Kids with ADHD often exhibit the following personality traits or personality dysfunctions.

  • They act like moths by being attracted to brightness. Kids with ADHD are like moths in the sense that they are always drawn to the brightest light. Sometimes, the brightest light is a fascinating paperclip on the desk; rarely is it homework. Unfortunately, sometimes the brightest light is a bug zapper.
  • They have trouble executing a task. Johnny has ADHD. Johnny often finds himself saying, “I’m gonna do it, I’m gonna do it… Holy cow, I didn’t do it.”
  • They lack organizational skills. Kids with ADHD who appear organized must work extremely hard to keep things in order.

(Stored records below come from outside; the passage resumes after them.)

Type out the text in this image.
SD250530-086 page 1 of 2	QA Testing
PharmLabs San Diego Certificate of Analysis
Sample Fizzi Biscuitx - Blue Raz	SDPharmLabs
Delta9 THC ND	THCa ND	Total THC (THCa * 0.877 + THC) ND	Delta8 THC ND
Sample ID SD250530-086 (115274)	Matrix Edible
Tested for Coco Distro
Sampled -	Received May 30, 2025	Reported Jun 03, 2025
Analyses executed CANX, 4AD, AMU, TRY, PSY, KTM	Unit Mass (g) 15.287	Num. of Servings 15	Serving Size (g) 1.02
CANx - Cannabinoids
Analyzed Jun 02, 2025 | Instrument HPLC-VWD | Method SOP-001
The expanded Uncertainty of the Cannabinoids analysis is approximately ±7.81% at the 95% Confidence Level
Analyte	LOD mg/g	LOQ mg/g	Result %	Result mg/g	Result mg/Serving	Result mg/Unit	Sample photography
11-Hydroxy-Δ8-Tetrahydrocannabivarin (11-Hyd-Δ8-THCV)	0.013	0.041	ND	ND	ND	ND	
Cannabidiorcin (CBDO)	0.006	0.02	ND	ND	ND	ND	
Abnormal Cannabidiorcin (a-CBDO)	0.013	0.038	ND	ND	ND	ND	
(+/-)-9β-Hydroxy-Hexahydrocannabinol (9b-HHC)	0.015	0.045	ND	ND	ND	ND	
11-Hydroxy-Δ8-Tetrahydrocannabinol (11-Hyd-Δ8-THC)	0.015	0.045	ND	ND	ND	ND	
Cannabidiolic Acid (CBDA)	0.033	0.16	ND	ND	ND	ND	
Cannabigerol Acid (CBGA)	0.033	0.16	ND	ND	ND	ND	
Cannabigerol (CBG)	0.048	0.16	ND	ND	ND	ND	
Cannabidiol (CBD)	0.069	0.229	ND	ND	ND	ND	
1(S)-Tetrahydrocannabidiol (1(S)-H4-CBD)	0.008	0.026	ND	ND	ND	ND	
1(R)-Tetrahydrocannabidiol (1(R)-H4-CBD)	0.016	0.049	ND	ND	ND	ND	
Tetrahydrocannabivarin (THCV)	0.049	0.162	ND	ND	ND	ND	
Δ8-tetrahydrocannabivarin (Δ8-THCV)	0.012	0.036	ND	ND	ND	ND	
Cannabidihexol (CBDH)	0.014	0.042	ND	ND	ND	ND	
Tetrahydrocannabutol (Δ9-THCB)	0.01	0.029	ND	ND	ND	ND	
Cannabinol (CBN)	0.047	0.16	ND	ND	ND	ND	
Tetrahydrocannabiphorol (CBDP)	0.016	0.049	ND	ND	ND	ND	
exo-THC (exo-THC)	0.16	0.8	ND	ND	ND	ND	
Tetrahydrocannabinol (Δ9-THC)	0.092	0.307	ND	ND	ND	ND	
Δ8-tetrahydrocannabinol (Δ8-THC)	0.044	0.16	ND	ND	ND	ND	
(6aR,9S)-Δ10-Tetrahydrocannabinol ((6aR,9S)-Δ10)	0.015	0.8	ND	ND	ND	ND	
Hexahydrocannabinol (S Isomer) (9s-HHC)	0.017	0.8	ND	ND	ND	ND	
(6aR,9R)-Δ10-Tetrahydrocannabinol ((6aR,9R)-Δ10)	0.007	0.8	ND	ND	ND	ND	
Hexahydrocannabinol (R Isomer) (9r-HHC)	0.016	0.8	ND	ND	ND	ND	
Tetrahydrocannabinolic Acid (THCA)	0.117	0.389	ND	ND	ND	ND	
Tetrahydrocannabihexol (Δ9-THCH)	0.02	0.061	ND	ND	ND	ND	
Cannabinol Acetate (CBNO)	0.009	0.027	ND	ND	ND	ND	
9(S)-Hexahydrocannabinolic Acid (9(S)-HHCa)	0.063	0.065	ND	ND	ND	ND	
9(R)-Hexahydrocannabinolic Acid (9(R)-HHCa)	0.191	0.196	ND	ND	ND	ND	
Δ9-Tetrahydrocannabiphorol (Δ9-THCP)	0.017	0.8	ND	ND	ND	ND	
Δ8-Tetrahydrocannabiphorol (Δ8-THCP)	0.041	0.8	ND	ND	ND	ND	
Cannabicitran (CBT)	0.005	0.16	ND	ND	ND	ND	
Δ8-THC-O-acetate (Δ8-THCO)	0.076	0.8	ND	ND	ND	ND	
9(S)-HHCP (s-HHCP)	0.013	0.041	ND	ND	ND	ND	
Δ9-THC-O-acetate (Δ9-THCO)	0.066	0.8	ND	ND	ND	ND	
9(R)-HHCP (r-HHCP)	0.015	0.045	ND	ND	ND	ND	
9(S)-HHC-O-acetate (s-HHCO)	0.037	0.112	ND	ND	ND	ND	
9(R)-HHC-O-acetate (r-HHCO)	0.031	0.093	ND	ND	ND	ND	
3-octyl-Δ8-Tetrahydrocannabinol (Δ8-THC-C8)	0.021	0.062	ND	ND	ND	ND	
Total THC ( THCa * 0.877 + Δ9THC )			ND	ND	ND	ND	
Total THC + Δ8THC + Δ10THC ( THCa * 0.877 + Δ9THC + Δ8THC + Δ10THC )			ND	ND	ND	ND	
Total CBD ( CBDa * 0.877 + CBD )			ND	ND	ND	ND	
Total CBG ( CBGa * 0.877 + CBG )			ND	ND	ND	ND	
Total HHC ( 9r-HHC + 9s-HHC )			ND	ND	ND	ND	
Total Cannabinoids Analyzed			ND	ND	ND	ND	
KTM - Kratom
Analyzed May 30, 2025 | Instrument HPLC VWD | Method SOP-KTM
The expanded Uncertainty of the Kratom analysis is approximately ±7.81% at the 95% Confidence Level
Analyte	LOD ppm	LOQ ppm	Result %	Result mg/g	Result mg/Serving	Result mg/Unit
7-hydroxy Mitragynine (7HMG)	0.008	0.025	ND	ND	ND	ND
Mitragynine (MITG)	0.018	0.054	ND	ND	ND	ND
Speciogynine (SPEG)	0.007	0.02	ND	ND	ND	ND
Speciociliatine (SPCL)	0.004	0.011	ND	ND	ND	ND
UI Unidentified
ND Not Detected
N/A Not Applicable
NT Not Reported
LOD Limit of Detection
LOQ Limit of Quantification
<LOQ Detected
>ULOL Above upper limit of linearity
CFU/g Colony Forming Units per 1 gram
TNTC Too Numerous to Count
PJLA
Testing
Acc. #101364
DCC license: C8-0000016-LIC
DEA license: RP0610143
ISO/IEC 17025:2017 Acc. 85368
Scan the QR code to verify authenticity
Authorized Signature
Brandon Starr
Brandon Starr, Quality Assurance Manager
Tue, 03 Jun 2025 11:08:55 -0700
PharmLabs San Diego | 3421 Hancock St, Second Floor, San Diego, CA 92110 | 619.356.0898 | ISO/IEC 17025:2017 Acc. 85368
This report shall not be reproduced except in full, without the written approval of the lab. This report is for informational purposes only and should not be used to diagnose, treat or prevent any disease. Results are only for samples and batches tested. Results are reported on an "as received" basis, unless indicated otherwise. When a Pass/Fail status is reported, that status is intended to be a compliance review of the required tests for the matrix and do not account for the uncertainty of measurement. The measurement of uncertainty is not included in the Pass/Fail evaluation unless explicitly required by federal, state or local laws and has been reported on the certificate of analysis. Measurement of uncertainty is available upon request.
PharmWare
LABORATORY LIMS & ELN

  • They show a lack of foresight. Mothers are usually endowed with great foresight— that verges on obsession— concerning their child’s future happiness. They are often crushed as they watch their child with special needs repeatedly head down counter-productive paths.
  • They live at the mercy of the moment. It’s not that Johnny doesn’t care about the future. It’s not that Johnny doesn’t cares about all of the nice things that you have done for him in the past. However, right now, the future and the past don’t exist in Johnny’s mind. Such is the nature of ADHD.
  • They frequently feel overwhelmed and angry. If you’re the parent of a child with ADHD, you’ve probably heard this: “Mommy, just stop! I can’t stand it! Just stop! Go away!”
  • They lie, curse and blame others. Negative expressions become frequent symptoms of ADHD, especially as children age.